During the Gulf Warseveral Bedouins in western Iraq began to see helicopters and military convoys appear and disappear in remote areas of the desert where there was apparently nothing. Years later it was learned that many of those areas had been used as secret outposts and makeshift runways for Western special operations far from any official map.
An outpost in the middle of nowhere. He told it in an exclusive the wall street journal. The war between Israel and Iran has left images of missiles, bombers and attacks thousands of kilometers away, but one of the most surprising stories of the conflict has occurred far from the cameras, in the middle of the Iraqi desert.

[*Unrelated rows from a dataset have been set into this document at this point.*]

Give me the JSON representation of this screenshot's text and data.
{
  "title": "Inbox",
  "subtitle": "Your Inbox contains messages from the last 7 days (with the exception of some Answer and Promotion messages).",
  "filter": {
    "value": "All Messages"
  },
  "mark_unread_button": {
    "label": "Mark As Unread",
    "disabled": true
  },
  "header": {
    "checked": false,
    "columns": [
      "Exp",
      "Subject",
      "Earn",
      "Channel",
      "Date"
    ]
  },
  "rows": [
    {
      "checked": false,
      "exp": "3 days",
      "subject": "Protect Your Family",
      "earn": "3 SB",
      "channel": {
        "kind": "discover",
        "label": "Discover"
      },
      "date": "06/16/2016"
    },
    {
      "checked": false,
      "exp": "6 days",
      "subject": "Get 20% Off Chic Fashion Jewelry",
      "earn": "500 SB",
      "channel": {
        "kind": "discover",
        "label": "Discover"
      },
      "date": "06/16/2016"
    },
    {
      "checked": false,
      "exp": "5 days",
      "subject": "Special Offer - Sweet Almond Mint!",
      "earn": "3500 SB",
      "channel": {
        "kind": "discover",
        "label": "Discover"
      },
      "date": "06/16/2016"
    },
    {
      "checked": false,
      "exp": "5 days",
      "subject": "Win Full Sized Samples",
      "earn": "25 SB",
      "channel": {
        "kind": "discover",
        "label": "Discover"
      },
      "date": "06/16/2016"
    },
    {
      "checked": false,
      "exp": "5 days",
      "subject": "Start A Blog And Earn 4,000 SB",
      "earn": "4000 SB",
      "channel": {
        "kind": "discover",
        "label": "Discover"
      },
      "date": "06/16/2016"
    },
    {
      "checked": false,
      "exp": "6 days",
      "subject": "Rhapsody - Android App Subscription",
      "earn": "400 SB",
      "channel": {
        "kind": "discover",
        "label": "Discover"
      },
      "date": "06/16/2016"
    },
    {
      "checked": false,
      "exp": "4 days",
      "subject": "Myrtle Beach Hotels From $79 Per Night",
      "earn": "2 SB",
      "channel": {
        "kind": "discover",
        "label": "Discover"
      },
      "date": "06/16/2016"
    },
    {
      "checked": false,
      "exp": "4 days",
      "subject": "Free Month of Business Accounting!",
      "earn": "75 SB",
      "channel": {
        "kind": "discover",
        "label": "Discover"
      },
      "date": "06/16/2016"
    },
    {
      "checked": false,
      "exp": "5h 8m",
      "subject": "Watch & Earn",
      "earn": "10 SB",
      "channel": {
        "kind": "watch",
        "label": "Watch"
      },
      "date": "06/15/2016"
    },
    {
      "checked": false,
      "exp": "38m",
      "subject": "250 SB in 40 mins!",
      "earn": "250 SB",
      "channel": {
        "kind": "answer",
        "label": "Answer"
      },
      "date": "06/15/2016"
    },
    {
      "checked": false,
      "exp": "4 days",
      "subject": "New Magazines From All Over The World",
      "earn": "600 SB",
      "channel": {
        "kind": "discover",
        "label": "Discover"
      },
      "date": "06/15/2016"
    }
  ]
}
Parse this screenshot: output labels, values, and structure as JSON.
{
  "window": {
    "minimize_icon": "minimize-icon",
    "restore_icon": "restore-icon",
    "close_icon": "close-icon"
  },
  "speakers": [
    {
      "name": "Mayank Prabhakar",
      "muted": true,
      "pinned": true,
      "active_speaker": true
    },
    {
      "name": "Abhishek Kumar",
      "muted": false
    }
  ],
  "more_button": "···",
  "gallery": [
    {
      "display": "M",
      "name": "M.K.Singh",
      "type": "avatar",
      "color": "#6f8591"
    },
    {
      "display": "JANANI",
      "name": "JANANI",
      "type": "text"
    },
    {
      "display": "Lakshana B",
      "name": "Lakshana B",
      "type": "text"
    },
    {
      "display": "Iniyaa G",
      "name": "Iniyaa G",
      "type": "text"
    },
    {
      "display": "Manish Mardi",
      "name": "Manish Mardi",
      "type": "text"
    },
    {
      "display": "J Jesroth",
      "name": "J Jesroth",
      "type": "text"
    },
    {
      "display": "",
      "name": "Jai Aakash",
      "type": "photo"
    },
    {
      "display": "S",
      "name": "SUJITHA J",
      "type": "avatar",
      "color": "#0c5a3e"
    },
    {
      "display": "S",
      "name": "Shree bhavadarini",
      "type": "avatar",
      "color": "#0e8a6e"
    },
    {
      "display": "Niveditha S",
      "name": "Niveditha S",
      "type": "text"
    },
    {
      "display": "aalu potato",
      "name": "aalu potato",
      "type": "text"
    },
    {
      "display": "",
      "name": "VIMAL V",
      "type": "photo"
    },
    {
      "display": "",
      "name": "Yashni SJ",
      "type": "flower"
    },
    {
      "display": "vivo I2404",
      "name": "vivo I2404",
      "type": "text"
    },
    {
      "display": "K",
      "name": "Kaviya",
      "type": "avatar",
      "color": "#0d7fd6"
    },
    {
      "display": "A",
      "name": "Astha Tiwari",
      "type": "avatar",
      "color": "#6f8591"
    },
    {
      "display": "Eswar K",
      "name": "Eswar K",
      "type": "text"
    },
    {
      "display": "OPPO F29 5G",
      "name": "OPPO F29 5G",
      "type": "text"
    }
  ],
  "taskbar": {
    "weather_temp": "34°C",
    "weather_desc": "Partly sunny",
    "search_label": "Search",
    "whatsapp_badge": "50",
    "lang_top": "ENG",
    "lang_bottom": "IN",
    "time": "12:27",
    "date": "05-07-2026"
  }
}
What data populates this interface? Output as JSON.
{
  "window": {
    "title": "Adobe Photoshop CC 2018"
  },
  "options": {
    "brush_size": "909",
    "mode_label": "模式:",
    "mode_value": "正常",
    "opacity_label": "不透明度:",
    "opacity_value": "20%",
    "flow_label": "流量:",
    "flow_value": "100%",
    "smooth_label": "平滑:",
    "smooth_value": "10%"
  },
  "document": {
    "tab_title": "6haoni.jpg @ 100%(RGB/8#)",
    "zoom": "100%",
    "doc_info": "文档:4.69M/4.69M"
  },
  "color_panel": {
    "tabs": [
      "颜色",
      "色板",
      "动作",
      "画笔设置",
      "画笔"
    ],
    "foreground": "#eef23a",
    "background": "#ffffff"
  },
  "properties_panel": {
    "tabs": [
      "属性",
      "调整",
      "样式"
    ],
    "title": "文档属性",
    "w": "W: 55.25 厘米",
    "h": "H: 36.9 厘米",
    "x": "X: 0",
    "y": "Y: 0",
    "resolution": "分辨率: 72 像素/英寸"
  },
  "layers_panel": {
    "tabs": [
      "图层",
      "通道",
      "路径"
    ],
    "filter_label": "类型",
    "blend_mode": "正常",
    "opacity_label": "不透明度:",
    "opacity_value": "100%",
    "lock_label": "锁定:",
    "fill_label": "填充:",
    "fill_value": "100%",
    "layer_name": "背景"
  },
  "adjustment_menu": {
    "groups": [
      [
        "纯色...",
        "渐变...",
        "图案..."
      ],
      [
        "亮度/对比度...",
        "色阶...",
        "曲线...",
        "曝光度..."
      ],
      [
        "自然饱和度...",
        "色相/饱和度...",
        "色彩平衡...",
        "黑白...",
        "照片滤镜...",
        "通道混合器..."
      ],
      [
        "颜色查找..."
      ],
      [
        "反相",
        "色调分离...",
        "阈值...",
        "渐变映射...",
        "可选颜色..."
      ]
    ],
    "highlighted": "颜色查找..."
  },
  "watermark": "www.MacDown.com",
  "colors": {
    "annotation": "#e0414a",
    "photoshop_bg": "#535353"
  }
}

According to several sources cited by the mediaIsrael secretly set up a forward base inside Iraq to support part of its air campaign against Tehran.
Apparently, the place served as a logistics center, a support point for special forces and a rescue platform for downed pilots, all just a few steps away. hundreds of kilometers from Iran and hidden in one of the emptiest and most difficult to control areas of the Middle East. The idea seems straight out of a military espionage movie: a clandestine enclave installed silently inside another country, protected from the air and prepared to intervene in a regional war without official recognition.
The strategic importance of Iraq. The detail reveals to what extent the distance was one of the big problems Israeli operatives during the campaign against Iran. Bombing Iranian targets from Israeli territory involves traveling enormous distances, maintaining long flight routes and assuming constant risks for pilots and aircraft.
Having an outpost in Iraq changed part of that equation. It allowed rescue teams to be brought closer, special forces to be deployed and an intermediate point from which to react quickly in emergencies. The presence of Israeli air force commandos trained to operate in enemy territory further suggests that the enclave was not simply a makeshift base, but an infrastructure designed to sustain complex operations behind the lines of conflict.
The pastor who almost discovered it all. The story took on an even more surreal tone when the base was nearly exposed by something as simple as a local shepherd. According to the published informationa local man alerted Iraqi authorities after observing strange movements and helicopter flights in the desert.
The Iraqi Army sent several units to investigate and there began one of the most delicate episodes of the entire operation. The soldiers advanced in Humvees towards the area at dawn and ended up under intense fire supported from the air. In fact, a Iraqi soldier died and others were injured. The extraordinary thing is that for weeks no one understood exactly what had happened there: Iraq denounced an unauthorized foreign operation, some media initially pointed the finger at Washington, and rumors began to circulate about special forces operating clandestinely in the desert. Only later did the possibility begin to emerge that Israel was defending a secret facility directly linked to the war against Iran.
Invisible war within another war. Plus: the episode shows the extent to which modern conflicts are full of invisible layers that rarely appear in official statements. While the world’s attention was focused in ballistic missilesdrones and attacks on Iranian facilities, in parallel clandestine operations were carried out in third countries to sustain all this military machinery.
I remembered the Journal that the western Iraqi desert had been used for decades these types of activities by American forces, from the wars against Saddam Hussein to operations against the Islamic State. The reason is simple: the region is huge, isolated, and sparsely populated, making it a perfect place to deploy hard-to-detect temporary outposts. The difference is that now the scenario was not a US invasion or an anti-terrorist campaign, but a regional air war in which Israel needed to operate at an enormous distance from its territory.
The long shadow of the United States. Although sources assure that Washington knew of the existence of the Israeli base, the United States I would have avoided participating directly in the clashes that occurred around the enclave. Even so, the whole story once again shows the extent to which the US military infrastructure in the Middle East continues to condition any regional conflict. The bases, air corridors, intelligence and experience networks accumulated over decades of operations in Iraq have created an ecosystem that allows for this type of rapid and discreet deployments.
In fact, his own rescue of an F-15 American aircraft shot down near Isfahan during the war demonstrates that both countries were operating simultaneously in an extremely complex theater, one where commandos, helicopters and rescue teams could move across several countries while officially many of those operations They didn’t even exist.